- Born: November 7, 1915 Newcastle upon Tyne, England
- Died: August 17, 2002 (aged 86)
- Children: 1

Academic background
- Education: Lycée Saint-Charles Westminster School
- Alma mater: University of St Andrews University of Paris

Academic work
- Discipline: Modern languages
- Sub-discipline: French literature, Neo-Latin poetry
- Institutions: University of Cambridge Gonville and Caius College, Cambridge University of St AndrewsUniversity of Oxford Wadham College, Oxford

= Ian McFarlane (literary scholar) =

British scholar (1915–2002)

Ian Dalrymple McFarlane, MBE, FBA (7 November 1915 – 17 August 2002) was a British scholar of French literature. He was the Buchanan Professor of French at the University of St Andrews (1961–71) and the Professor of French Literature at the University of Oxford (1971–83).

== Early life and education ==
The son of a Scottish naval engineer and shipyard manager, McFarlane was born in Newcastle upon Tyne on 7 November 1915. He was largely brought up in France; he attended the Lycée Saint-Charles in Marseille (having also spent time in an English preparatory school in Kent) and, from 1929, Westminster School, where he was a King's Scholar and showed an aptitude for languages. In 1934, he went to study modern languages at the University of St Andrews, spending his summers in Germany. He graduated in 1938 and then went to Paris to continue his studies, but returned to England on the outbreak of the Second World War in 1939.

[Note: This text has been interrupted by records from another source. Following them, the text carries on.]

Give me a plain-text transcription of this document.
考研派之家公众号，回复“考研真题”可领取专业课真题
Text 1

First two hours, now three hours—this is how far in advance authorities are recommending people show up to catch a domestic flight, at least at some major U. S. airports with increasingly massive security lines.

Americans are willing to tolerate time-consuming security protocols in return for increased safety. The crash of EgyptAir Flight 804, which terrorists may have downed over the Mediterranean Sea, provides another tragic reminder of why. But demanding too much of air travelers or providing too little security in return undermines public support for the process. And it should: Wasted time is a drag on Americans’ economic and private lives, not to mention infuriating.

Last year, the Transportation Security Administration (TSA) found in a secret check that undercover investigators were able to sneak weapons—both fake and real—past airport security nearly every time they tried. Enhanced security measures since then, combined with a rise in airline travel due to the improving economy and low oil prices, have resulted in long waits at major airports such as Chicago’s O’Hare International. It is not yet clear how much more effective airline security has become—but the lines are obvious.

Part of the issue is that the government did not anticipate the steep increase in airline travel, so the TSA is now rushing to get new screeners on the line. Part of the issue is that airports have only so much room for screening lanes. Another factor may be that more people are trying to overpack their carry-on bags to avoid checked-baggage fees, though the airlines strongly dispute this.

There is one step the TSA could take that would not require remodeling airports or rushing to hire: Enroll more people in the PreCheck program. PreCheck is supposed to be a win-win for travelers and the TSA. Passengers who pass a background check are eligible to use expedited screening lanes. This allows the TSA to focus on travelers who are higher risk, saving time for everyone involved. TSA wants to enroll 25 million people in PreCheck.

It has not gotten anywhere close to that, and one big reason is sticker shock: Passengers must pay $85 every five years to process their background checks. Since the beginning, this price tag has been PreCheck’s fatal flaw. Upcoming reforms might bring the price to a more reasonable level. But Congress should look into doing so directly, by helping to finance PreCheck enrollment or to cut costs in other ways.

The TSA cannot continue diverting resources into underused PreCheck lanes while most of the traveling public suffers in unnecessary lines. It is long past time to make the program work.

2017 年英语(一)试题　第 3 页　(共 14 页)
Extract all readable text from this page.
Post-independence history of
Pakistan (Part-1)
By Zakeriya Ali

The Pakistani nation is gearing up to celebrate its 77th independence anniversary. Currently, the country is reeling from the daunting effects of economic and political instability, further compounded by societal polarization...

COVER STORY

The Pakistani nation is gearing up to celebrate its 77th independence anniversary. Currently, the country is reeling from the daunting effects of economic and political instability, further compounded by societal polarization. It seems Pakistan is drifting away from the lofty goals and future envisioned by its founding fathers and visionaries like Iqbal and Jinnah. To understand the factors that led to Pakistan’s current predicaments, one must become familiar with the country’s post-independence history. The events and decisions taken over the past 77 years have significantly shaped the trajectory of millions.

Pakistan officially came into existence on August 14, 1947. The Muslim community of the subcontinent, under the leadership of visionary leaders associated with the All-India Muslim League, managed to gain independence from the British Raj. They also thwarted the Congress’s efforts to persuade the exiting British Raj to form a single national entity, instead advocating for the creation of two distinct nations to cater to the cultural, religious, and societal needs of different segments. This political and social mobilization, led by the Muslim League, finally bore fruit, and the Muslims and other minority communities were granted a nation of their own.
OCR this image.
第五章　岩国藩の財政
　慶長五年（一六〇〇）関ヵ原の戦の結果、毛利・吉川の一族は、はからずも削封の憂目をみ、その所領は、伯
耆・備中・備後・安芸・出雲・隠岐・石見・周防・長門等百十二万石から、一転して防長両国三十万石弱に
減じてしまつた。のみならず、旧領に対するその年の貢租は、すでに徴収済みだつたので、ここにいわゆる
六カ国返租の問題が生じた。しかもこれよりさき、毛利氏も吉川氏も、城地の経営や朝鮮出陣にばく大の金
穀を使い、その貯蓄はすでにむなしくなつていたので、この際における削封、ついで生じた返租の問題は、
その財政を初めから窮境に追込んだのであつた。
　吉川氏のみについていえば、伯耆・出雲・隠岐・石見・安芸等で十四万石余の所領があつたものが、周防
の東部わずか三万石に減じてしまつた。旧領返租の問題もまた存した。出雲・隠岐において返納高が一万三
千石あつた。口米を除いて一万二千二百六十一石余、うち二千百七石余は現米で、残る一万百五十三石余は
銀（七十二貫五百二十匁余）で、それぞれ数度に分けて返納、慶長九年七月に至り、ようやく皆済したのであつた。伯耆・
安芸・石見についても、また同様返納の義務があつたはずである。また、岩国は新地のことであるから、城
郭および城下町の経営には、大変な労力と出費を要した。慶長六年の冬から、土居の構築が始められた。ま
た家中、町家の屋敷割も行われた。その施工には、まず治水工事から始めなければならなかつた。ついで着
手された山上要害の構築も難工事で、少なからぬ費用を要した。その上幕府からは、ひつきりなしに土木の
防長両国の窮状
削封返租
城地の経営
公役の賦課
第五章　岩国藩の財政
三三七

== Career, research and honours ==
McFarlane served as an officer in the British Army from 1940 and was captured by the Germans during their invasion of France while he was waiting to be evacuated at Dunkirk. He remained a prisoner of war until 1945. That year, after demobilisation (he ended the war a captain and was appointed an MBE for his service), he was appointed a university lecturer in French at the University of Cambridge. In 1947, he was also elected to the first fellowship in French at Gonville and Caius College, Cambridge; his modern languages colleagues were Francis Bennett and Eric Blackall. Meanwhile, he resumed his doctoral studies and was awarded a PhD by the University of Paris in 1950. In 1961, he returned to the University of St Andrews to be the Buchanan Professor of French. He remained there until 1971, when he was appointed the Professor of French Literature at the University of Oxford (which was attached to a fellowship at Wadham College, Oxford); he retired in 1983.

McFarlane's monograph studies included Renaissance France, 1470–1589 for the Literary History of France series (1974) and a biography of George Buchanan entitled simply Buchanan (1981). He also produced an edition of Maurice Scève's Délie (1966), and of Pierre Corneille's plays Cinna ou la clémence d'Auguste (1965) and Horace (1971); he edited The Entry of Henry II into Paris 16 June 1549 (1982) and an anthology Renaissance Latin Poetry (1980), as well as the collection Renaissance Studies: Six Essays (with A. H. Ashe and D. D. R. Owen, 1972), a Festschrift for Harry Barnwell and a collection of essays brought together in memory of Richard Sayce (the latter two in 1982). He was elected a fellow of the British Academy in 1978. He was the president of the International Association of Neo-Latin Studies from 1979 to 1982 and the Zaharoff Lecturer at the University of Oxford in 1984. In 1984, he was presented with a Festschrift, Neo-Latin and the Vernacular in Renaissance France, edited by Grahame Castor and Terence Cave. McFarlane died on 17 August 2002. He was survived by his son; his wife, Marjory, had died the previous year.